Alimentação

Como Escolher Bem seu Azeite de Oliva

Azeite de oliva é um aliado para a sua saúde. Mas você precisa ficar atento, pois a imensa maioria apresenta adulterações.

O passo a passo que aconselho é:

– Dê preferência a um azeite extravirgem, orgânico.

Se tiver a oportunidade de conhecer o produtor e a região de onde provém o azeite, faça isso, para ver se de fato ele segue os princípios e ideias inscritos no rótulo ou se é apenas marketing. Aliás, este é um conselho que dou para todo tipo de alimento. É importante conhecer os produtores e saber como trabalham.

Procure marcas exclusivas em vez de marcas de supermercados ou embaladores, que muitas vezes vendem azeites como extravirgem e só com analise sensorial se percebe que não o é. No fundo, trata-se de verificar sua origem e procedência, pois muitos azeites são produzidos num local e engarrafados noutro.

Não tire como base escolher pela acidez, pois esta não é reveladora da qualidade nem está relacionada com o seu sabor e, como vimos anteriormente, pode ser facilmente alterada através de processos químicos. A acidez deriva antes do estado em que se encontravam as azeitonas quando foram colhidas.

O prazo máximo de um azeite de boa qualidade deve estar entre 18 e 24 meses. Ele tende a oxidar ao fim de dois anos.

Opte por embalagens escuras e de vidro, ou verifique a data de validade. Confirme se a data indicada na garrafa é a da colheita do ano atual. É que, na maioria das vezes, aparece a data de engarrafamento, o que é errado, já que muitos azeites são armazenados e depois misturados com a colheita do ano mais recente.

Para fazer as contas é fácil: se a data de colheita é dezembro de 2016, terá uma validade que pode ir de 18 a 24 meses (maio 2018 ou dezembro 2018), sendo que não recomendo comprar azeites com dois anos.

Provando o azeite

Se no espaço onde compra o azeite houver oportunidade de o provar, veja algumas das características a que se deve estar atento:

Coloque um pouco em um copo de vidro limpo e aqueça com o calor de uma mão, enquanto cobre o topo com a outra, fazendo girar um pouco o azeite para liberar os chamados “voláteis”.
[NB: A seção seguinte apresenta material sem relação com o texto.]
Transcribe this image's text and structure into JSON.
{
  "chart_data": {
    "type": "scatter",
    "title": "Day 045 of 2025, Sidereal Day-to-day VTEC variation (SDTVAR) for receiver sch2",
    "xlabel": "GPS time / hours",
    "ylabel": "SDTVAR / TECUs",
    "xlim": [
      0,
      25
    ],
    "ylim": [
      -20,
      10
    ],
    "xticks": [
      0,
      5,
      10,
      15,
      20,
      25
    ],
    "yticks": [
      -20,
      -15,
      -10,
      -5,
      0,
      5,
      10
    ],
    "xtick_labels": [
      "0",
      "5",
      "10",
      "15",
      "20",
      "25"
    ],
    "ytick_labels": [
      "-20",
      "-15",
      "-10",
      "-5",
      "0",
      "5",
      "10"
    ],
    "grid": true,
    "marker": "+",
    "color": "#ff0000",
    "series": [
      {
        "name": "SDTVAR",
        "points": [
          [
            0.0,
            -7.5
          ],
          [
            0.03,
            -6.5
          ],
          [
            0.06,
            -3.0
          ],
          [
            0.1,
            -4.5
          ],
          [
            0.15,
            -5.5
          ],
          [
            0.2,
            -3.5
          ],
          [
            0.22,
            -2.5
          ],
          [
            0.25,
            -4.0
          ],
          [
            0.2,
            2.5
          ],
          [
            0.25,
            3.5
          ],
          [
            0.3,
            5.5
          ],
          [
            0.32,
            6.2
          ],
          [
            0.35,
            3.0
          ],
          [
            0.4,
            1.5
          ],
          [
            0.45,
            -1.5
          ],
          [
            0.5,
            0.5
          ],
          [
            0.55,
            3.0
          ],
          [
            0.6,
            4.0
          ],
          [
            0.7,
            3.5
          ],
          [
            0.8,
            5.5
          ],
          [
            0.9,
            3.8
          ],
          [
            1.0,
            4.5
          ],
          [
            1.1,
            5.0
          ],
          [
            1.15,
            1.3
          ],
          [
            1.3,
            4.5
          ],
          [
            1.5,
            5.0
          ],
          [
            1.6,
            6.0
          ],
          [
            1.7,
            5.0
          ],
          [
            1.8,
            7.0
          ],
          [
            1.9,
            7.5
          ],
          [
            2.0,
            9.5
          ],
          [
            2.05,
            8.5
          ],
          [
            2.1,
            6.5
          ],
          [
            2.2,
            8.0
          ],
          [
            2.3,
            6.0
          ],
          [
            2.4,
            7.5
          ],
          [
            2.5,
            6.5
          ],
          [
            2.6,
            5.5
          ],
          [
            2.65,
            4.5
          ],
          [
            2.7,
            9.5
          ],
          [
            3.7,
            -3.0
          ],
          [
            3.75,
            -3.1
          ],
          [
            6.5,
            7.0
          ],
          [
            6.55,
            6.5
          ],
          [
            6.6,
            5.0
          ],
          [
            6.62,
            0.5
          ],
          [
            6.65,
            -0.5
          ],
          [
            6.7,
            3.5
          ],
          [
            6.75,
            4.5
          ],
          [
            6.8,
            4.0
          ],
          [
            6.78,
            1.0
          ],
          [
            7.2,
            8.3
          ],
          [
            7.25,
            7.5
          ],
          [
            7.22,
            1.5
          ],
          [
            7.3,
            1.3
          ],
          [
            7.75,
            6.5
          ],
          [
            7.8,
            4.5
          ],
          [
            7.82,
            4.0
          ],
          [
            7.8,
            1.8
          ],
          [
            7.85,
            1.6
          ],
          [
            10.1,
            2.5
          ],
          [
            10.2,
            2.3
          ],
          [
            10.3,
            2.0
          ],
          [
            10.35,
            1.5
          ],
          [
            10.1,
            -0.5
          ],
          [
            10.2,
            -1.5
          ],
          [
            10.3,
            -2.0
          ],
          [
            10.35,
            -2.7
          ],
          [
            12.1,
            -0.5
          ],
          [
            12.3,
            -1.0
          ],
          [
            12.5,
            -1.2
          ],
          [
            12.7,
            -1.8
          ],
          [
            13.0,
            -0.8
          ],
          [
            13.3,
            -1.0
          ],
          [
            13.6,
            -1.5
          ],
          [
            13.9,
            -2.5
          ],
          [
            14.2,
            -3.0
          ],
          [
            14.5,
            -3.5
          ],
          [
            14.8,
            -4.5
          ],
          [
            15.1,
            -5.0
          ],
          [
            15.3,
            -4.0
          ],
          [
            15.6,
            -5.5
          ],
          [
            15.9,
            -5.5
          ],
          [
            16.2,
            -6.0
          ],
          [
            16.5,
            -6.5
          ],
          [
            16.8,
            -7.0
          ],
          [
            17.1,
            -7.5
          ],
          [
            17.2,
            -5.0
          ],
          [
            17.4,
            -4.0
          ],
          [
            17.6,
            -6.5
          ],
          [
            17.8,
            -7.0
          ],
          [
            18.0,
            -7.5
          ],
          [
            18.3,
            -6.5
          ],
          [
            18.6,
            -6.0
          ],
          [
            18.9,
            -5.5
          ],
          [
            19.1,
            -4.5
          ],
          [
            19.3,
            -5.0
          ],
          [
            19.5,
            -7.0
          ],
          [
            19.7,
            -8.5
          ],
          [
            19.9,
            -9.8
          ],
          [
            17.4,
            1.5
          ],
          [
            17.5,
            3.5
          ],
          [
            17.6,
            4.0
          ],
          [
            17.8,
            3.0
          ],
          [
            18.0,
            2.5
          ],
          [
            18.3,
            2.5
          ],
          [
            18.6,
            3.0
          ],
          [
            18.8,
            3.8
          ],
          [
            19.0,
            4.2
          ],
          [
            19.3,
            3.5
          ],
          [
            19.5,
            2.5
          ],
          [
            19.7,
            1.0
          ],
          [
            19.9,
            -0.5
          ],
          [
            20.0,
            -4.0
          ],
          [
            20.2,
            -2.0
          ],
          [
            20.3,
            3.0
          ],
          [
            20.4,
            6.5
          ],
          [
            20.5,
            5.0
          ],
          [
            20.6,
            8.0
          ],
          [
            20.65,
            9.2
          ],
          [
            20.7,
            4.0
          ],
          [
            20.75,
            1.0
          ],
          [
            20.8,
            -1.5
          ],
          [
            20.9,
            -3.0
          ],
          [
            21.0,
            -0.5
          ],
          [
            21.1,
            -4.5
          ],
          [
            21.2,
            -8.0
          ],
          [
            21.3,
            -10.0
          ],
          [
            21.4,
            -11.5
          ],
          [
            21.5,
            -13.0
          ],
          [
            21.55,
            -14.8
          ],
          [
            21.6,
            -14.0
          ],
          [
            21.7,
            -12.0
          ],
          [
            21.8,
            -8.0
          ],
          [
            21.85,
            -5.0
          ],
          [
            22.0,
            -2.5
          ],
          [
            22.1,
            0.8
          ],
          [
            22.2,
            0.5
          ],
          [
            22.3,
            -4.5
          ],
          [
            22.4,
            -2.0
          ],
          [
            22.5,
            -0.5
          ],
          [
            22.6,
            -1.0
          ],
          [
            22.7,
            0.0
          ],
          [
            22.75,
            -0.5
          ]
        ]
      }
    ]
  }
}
Destape, coloque o nariz e inspire lentamente. Se sentir um cheiro agradável e fresco, encontrou um bom azeite. Caso não sinta quase cheiro algum, provavelmente ele foi refinado.

Se notar um aroma podre ou avinagrado, significa que foi feito com fruta podre e não tem os elementos que nos são benéficos. Não compre.

Para ter a certeza do que está provando, pode sempre beber um pouco e guardá-lo na boca, girando a azeite para ficar com a boca “cheia” indo quase até ao princípio da garganta. Se o sabor for da fruta, frutos secos ou erva fresca, se tiver um sabor amargo e picante, está presente em um bom azeite e, com certeza é extravirgem. Se estes sinais não existirem, infelizmente, ele não é bom.

Os azeites, como os vinhos, não são todos iguais. Tem sabores e características diferentes. Afinal, existem mais de 700 variedades de azeitonas no mundo, portanto, a escolha também depende do gosto de cada um.

Como o vinho, o azeite também deve ser usado para acentuar as características de cada prato.

Num mundo perfeito, nas nossas casas teríamos diferentes azeites, cada um para uma finalidade diferente. Para temperar a frio, a quente, para usar em bolos e sobremesas, etc.

Mas como isso nem sempre é possível, o meu conselho é que escolha um azeite extravirgem bom, com um sabor que lhe agrade.

Se acabou de comprá-lo, lembre-se de guardar em um local que esteja protegido do calor, da luz e do oxigênio. Tê-lo ao lado do fogão não é uma boa ideia, pois é sensível à luz e à temperatura.

Convém também lembrar que ao comprar um azeite de que gostou num ano, não significa que na colheita do ano seguinte o azeite seja exatamente igual ao do ano anterior.

Isso é totalmente impossível, pois, assim como o vinho, o azeite é feito de fruta fresca e ela nunca é igual em sabor de um ano para o outro, devido às alterações provocadas pelo clima e as doenças. Por mais que o trabalho feito no campo tenha sido bom, haverá sempre bons anos e anos não tão bons.

Com essas informações, tenho que certeza que você vai sabe escolher melhor o seu azeite. Colocá-lo na sua alimentação é um caminho para a Supersaúde!